EVERY time I do this (I have to have these blood tests done every 3 months), I go through the SAME thing.  EVERY time, I enter into the process with the mindset that ” This time, it will be different.  This time I won’t let it get to me.  This time, it really will just be no big deal”.  And in fairness, I have gotten better . . . gone are the days of complete hysteria / panic . . . And in fact this time, I thought I would get through it this time with just a mild sense of unease or discomfort.
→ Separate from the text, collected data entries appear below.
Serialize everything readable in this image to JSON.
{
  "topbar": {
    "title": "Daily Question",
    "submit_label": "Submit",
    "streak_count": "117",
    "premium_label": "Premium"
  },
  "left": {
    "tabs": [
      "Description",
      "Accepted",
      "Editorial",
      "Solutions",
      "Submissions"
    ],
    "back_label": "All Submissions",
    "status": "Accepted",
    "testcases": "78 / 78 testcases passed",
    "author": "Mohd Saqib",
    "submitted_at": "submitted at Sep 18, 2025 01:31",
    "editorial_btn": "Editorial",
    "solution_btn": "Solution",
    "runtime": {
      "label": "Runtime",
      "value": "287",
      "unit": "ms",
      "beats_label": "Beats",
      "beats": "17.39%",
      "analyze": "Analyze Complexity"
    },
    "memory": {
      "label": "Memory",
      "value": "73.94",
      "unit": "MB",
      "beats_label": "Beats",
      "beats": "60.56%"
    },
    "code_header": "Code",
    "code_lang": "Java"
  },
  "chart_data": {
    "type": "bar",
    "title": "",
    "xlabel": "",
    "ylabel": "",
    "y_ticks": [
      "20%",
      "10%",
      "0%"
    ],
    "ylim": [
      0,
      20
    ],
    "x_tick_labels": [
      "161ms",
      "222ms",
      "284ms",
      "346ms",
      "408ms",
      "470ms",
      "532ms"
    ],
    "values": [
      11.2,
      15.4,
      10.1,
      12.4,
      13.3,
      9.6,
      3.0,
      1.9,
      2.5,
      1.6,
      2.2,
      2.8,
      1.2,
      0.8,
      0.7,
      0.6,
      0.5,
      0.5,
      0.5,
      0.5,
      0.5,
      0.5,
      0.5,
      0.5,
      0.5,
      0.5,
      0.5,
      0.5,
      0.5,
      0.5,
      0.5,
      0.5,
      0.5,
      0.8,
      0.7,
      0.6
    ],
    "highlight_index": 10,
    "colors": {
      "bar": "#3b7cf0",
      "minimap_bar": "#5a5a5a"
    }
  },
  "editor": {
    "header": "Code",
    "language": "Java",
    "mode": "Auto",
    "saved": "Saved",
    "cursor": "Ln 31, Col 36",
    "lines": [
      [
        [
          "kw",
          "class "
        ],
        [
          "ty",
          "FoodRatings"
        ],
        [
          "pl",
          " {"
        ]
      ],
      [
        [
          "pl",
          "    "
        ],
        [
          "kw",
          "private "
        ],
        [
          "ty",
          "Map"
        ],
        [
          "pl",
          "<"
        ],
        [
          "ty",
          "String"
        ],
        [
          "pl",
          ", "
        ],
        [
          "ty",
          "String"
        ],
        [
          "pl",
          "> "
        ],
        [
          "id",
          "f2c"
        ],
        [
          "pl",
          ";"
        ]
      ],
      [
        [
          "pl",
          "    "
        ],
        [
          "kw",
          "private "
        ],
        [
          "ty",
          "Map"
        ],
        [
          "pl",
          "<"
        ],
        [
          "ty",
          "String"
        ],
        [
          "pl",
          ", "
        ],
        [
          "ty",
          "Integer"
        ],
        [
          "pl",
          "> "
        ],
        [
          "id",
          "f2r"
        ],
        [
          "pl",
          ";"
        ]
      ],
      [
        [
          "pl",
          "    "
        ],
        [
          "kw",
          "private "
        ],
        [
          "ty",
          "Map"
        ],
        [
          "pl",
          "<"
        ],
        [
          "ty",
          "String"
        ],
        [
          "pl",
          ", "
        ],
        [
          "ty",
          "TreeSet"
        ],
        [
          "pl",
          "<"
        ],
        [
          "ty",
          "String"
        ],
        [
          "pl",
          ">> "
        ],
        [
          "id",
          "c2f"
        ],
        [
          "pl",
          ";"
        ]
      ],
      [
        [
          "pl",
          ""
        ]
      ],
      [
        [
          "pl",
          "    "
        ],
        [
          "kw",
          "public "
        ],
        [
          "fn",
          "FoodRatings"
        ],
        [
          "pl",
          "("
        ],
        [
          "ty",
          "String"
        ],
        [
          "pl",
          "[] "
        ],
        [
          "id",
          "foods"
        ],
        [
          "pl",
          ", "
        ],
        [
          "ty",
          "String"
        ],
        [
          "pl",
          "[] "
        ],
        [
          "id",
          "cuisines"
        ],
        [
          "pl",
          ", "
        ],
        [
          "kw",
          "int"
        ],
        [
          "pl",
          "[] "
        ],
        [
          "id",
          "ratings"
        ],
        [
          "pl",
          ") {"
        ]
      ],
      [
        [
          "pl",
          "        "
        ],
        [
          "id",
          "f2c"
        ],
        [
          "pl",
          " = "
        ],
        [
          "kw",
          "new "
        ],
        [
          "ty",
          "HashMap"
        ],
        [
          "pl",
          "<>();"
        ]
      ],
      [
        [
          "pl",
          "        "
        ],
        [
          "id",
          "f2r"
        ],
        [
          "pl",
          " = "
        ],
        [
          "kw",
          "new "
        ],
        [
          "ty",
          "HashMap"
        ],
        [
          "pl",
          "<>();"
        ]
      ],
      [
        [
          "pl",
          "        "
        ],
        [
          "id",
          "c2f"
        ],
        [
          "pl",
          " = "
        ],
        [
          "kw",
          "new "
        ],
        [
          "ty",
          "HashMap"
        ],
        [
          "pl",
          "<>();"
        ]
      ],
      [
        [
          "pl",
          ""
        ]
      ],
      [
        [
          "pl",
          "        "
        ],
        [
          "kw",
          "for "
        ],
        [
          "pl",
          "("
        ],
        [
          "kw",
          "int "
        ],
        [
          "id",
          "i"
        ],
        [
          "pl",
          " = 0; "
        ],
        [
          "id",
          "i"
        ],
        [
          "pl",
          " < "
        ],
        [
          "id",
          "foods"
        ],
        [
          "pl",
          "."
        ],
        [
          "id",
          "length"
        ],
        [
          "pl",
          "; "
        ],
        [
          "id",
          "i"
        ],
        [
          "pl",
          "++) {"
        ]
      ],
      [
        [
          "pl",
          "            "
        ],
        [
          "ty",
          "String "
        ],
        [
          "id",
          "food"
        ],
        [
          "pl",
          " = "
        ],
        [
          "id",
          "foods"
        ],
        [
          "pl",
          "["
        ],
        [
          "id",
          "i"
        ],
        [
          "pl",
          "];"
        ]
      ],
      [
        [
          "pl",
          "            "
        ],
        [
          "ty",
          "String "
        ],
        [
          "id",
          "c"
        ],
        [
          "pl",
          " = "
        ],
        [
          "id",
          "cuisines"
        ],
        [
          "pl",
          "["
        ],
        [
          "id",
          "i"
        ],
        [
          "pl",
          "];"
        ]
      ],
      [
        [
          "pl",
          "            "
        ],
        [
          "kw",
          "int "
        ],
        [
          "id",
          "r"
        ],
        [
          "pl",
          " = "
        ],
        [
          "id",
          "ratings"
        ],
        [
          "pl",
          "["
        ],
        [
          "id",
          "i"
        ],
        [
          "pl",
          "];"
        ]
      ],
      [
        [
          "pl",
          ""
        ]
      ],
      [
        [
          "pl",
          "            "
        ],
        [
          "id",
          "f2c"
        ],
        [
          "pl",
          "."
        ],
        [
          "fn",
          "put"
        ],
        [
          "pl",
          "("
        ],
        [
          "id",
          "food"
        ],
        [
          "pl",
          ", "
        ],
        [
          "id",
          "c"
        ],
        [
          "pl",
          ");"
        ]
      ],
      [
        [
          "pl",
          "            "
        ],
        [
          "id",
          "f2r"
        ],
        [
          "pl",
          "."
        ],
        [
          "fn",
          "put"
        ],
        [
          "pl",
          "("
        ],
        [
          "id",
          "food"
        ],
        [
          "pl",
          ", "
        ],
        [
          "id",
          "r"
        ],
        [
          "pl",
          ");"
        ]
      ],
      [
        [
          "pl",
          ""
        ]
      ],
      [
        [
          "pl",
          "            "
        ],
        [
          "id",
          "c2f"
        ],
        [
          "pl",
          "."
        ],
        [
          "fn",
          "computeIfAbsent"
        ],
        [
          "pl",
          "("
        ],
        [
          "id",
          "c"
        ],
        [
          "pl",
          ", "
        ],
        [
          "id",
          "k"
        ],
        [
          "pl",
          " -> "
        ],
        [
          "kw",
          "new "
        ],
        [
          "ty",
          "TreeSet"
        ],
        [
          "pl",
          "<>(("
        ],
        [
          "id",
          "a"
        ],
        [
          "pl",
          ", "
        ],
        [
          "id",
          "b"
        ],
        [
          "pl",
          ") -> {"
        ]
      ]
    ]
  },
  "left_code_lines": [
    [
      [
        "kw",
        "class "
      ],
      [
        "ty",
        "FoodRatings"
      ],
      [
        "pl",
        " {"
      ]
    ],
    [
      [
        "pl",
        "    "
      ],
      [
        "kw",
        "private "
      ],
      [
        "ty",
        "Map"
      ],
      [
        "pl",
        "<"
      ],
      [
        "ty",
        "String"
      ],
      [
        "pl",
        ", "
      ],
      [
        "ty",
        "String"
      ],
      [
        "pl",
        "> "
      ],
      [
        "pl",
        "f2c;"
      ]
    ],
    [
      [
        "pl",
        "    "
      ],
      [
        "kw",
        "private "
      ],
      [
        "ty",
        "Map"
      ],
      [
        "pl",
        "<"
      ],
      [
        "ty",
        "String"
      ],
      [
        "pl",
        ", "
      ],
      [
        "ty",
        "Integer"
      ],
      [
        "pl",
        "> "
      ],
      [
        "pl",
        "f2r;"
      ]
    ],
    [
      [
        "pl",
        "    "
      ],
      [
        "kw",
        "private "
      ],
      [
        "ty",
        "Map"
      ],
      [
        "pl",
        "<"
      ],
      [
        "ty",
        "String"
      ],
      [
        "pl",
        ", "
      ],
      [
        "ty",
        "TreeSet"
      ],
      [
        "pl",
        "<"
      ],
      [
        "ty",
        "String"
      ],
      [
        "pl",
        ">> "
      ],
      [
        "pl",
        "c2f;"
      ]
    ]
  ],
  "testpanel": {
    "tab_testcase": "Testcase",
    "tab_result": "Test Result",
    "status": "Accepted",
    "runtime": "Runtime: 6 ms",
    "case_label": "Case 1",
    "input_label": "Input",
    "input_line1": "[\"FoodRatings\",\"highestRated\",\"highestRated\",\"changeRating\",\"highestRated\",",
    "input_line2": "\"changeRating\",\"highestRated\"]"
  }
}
Thought being the operative word.

Because when I got into the gym yesterday afternoon, I (sub)consciously decided to do some pretty stupid things.  PR two lifts in one day after a 10 day vacation.  Yup.  That seems like a super idea.  Why???  Because I needed to (sub)consciously prove to myself that I was stronger than all of this.  Because I needed to (sub)consciously prove to myself how far I have come.  Because  I needed to (sub)consciously feel something other than butterflies in my stomach.  And when I was called out by the Coach for being stupid (my words, not his . . .exactly) . . . well, I didn’t exactly take it so well.  I (sub)consciously chose to give into my fear, and I wanted to stay in that place.

But, in the quiet of my yoga classes that followed the gym, and the stillness of this morning before anyone in the house was awake, I had time to think.

It may take a while before I can get through these tests without some level of anxiety.  But I DO have a choice in how I respond to those feelings of nervousness.  And so, between now, and 9:30 on December 2nd (well, 9:45 realistically, because my endocrinologist is never on time) when I get my results, I am going to CHOOSE to acknowledge how I feel, but then I am going to CHOOSE to let those feelings go; to stop the thought train in its tracks.  And maybe, just maybe, if I practice this enough, this process will get a whole lot more enjoyable.

Oh, and while we’re on the subject of choice, I am also going to choose some new recipes to make this weekend with the kids; hopefully posting at least one new nut-free, kid-approved snack later today/tomorrow!!